When backup software fails (Time Machine)

It is very important to have daily/weekly/monthly backups of own information. I know many people realize the importance of backups only when worst happens – disk failures and a lot of studies show that users do not pay atention to this particular problem until they have to face it. A long time ago I used to monthly or even less frequently burn DVDs of files I assumed I wont need them for a long time (see the About this blog part). And I recall searching through DVDs to find a particular file which can take a long time. In present times I don’t even burn my photos to DVDs anymore. There are so many now that if I wanted to show them to someone I had to scan a pile of DVDs. With cheap hard drives I keep them on two computers and an external drive. Three copies should suffice and I do my copying manually every time I empty cameras’ memory cards.

I use rdiff-backup to do backups of my laptop to a machine at work to a NTFS partitioned disk.

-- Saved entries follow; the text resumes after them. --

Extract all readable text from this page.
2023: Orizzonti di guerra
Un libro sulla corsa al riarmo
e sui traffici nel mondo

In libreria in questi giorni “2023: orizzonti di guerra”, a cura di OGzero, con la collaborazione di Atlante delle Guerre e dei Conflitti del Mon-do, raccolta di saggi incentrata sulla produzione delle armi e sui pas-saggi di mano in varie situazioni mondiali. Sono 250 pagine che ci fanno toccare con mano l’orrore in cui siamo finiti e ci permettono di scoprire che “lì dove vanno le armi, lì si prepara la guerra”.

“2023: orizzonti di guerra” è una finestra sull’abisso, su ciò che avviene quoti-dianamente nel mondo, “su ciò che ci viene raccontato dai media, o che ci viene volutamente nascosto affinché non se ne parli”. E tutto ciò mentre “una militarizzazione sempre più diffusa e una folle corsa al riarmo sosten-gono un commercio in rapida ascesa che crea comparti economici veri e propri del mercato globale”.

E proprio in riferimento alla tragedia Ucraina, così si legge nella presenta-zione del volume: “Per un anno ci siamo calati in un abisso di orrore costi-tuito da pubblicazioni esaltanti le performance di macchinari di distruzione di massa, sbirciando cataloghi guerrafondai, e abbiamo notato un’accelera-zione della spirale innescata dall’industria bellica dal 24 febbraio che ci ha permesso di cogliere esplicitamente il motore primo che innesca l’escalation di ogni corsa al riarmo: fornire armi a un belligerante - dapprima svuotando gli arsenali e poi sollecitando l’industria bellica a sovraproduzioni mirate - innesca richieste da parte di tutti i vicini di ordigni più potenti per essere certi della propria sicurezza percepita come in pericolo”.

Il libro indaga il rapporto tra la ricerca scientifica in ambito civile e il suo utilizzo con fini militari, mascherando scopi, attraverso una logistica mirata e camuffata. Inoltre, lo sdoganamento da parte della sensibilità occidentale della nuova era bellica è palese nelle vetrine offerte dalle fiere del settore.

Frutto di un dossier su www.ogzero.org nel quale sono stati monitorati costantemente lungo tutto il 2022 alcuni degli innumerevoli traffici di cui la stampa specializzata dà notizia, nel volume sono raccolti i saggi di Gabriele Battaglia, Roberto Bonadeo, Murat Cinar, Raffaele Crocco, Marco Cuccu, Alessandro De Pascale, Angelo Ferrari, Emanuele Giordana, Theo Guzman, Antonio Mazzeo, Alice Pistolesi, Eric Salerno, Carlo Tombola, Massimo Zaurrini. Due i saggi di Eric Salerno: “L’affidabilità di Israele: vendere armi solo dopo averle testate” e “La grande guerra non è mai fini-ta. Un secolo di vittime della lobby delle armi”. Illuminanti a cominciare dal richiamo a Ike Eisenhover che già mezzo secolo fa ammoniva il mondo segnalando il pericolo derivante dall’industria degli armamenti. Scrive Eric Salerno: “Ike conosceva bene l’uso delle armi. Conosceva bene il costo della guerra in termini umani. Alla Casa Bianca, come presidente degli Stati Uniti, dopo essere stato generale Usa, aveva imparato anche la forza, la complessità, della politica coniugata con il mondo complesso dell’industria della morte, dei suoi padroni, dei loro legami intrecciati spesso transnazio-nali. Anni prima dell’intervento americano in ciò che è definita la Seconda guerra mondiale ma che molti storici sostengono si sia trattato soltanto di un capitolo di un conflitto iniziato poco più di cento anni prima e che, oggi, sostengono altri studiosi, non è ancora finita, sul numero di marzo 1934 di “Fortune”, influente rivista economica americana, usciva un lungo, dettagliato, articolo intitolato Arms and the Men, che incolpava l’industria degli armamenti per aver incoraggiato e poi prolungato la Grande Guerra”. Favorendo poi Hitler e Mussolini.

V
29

It fails sometimes (due to NTFS disk) and I do have to rebuild the whole backup from scratch. Rdiff-backup never failed me in 7 years when doing backups of ext partition (my desktop machine) to another ext partition (external drive). Once in a while I remember checking the logs and so far so good!

I’m also using the Time machine to backups of my laptop at home. So far I thought that Time Machine can’t fail since so many people praise it. It hasn’t failed me so far backing up on a USB external hard drive and I do have 200GB of small files. But it might have some issues if used over the wi-fi (Time Capsule) or if it is stopped due to hibernating/sleeping. If having issues with these three cases:

(i)  TM is still saying ‘preparing’ after leaving it overnight!

(ii)  TM starts to transfer to disk, but then gets stuck part way:

(iii)  if you look in the Time Machine preferences it says the backup
has failed

then check out this tips.

Checking regularly if a backup software works is AS important AS backing up itself. So many people think that with setting up an automatic backup procedure they have dealt with the job forever. But it often isn’t the case. Even the best backing up software (whichever this is for you) can fail!